There were once gold mines in Las Flores canyon, but by the time Charles H. Cobb came along they'd been "worked out." Cobb purchased the estate 1916, built his home there the following year and raised a family. He was a Mason, and contributed to the building fund for the Scottish Rite Cathedral in Pasadena. When he died in 1939, the home was converted to a Masonic Home. Later the Sisters of St. Joseph used the house as a retreat. The Marx Brothers (yes, honk honk!), Groucho, Harpo and Gummo (Chico was busy?), acquired the property in the late 1950's, but soon vandals ravaged the house and it was torn down in 1959.

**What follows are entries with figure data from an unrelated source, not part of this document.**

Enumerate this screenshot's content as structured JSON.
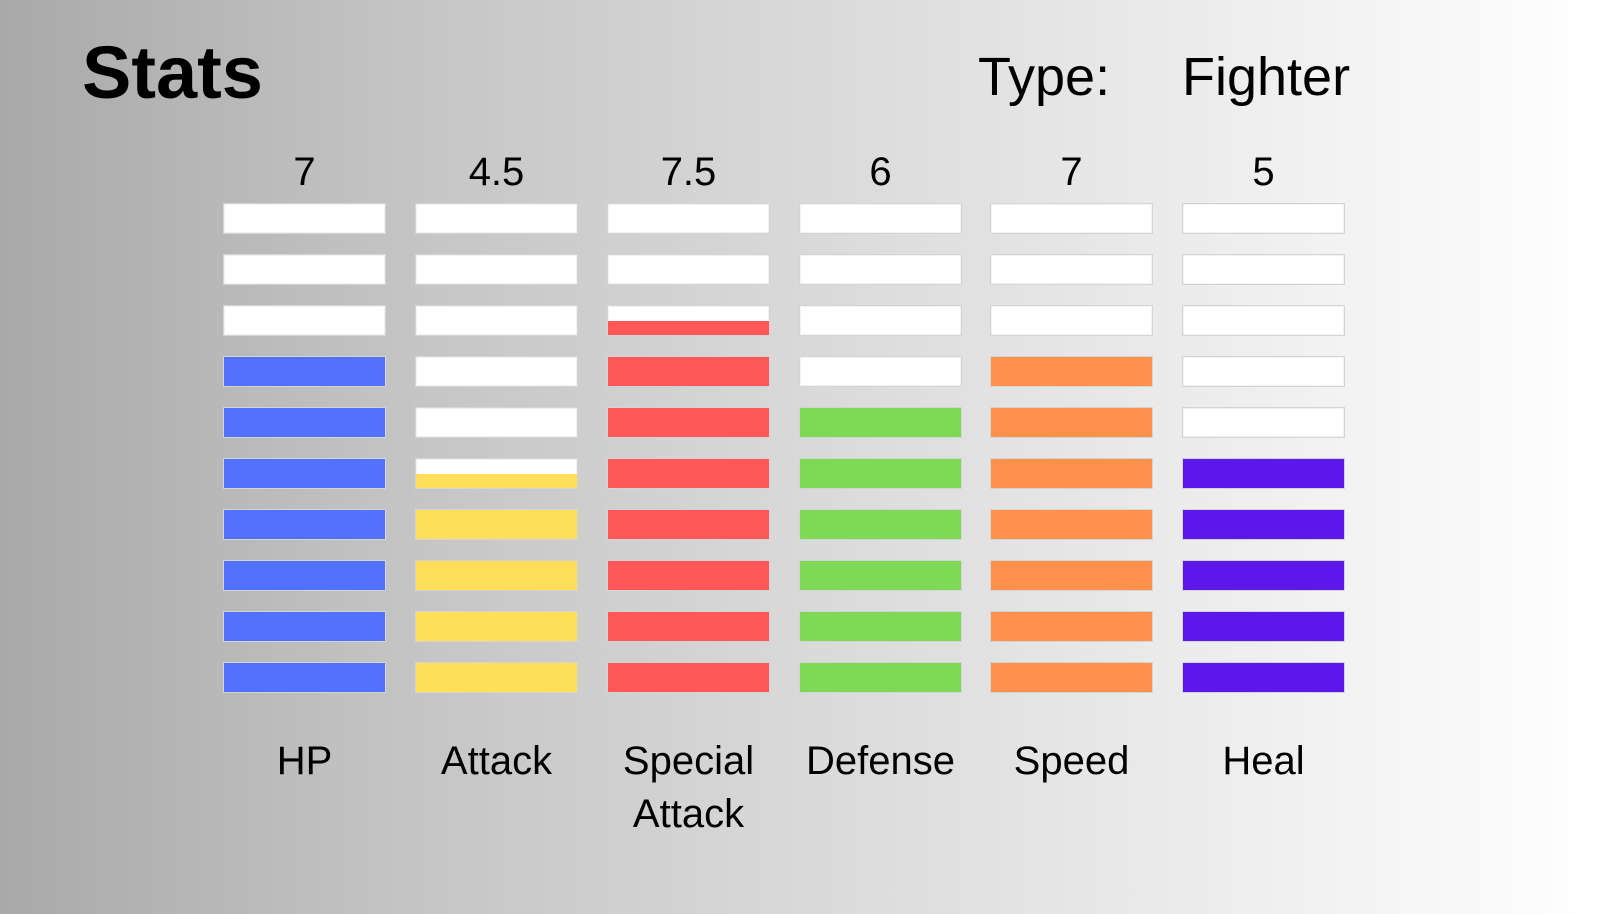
{
  "header": {
    "title": "Stats",
    "type_label": "Type:",
    "type_value": "Fighter"
  },
  "stats": [
    {
      "label": "HP",
      "value": "7",
      "level": 7,
      "color": "#5271ff"
    },
    {
      "label": "Attack",
      "value": "4.5",
      "level": 4.5,
      "color": "#ffde59"
    },
    {
      "label": "Special Attack",
      "value": "7.5",
      "level": 7.5,
      "color": "#ff5757"
    },
    {
      "label": "Defense",
      "value": "6",
      "level": 6,
      "color": "#7ed957"
    },
    {
      "label": "Speed",
      "value": "7",
      "level": 7,
      "color": "#ff914d"
    },
    {
      "label": "Heal",
      "value": "5",
      "level": 5,
      "color": "#5e17eb"
    }
  ],
  "max_level": 10
}
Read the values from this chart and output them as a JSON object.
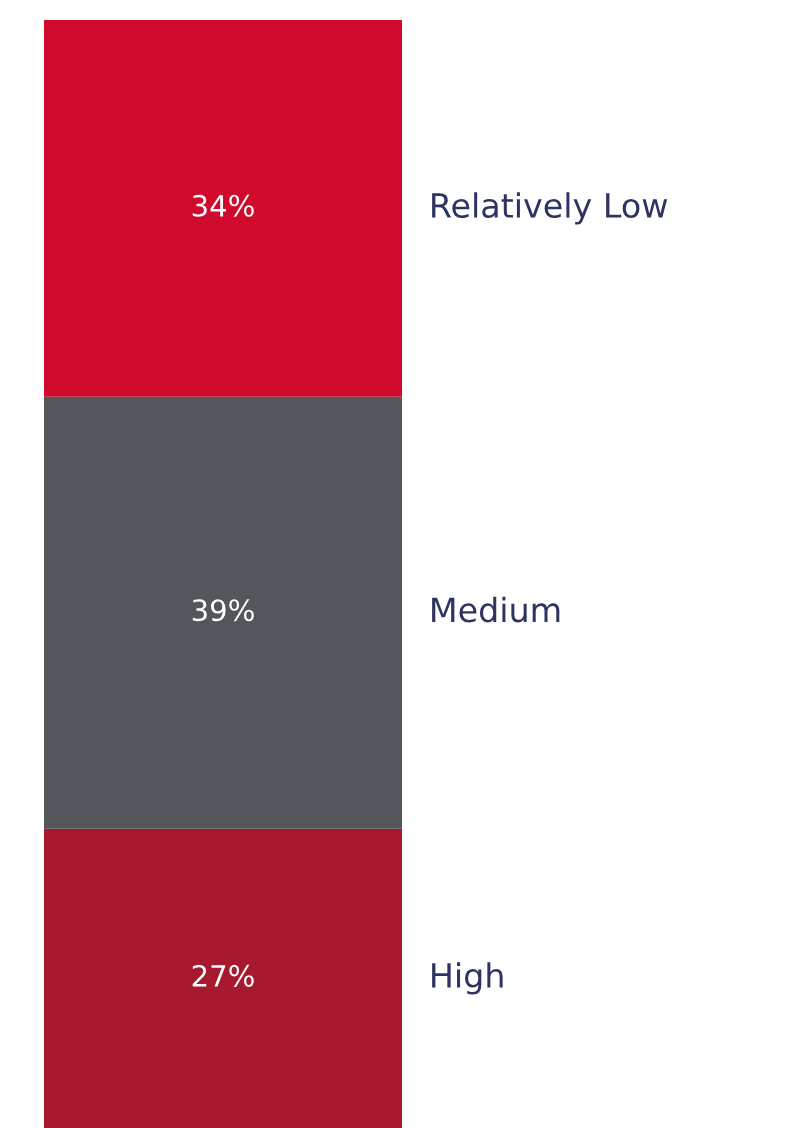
{
  "chart_data": {
    "type": "bar",
    "stacked": true,
    "categories": [
      null
    ],
    "series": [
      {
        "name": "High",
        "color": "#a6192e",
        "values": [
          27
        ],
        "value_labels": [
          "27%"
        ]
      },
      {
        "name": "Medium",
        "color": "#53565a",
        "values": [
          39
        ],
        "value_labels": [
          "39%"
        ]
      },
      {
        "name": "Relatively Low",
        "color": "#cf0a2c",
        "values": [
          34
        ],
        "value_labels": [
          "34%"
        ]
      }
    ],
    "legend": false,
    "tick_labels": false
  }
}
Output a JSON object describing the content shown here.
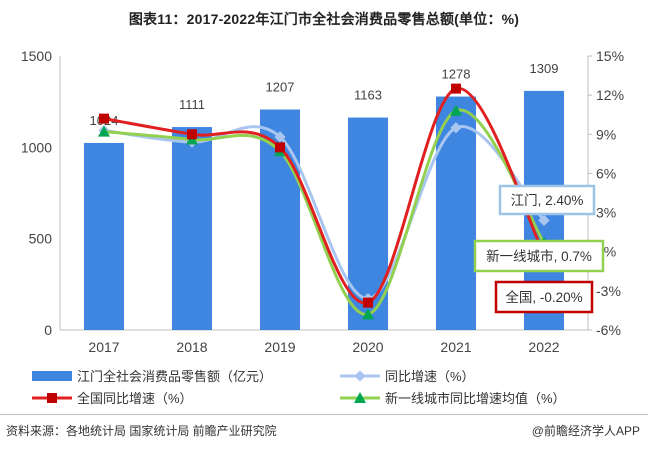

Eventually developers got the bright idea that 107 unused wooded acres would look just fabulous once they were paved and covered with houses. The community was up in arms, but who had the money to stop the development? After a fundraising campaign involving conservation clubs, citizens and schools, it was philanthropist Virginia Steele Scott who swooped in late in 1971 and made it possible for the Cobb Estate to become a wildlife sanctuary (see wildlife in yesterday's post).
I wonder if these steps led to the front door of the Cobb house. Perhaps they're modest kitchen steps, or they led to an outbuilding. As you wander the paths and roadways of the estate, you come across several ruins peeking from the weeds, and wonder what they might have been.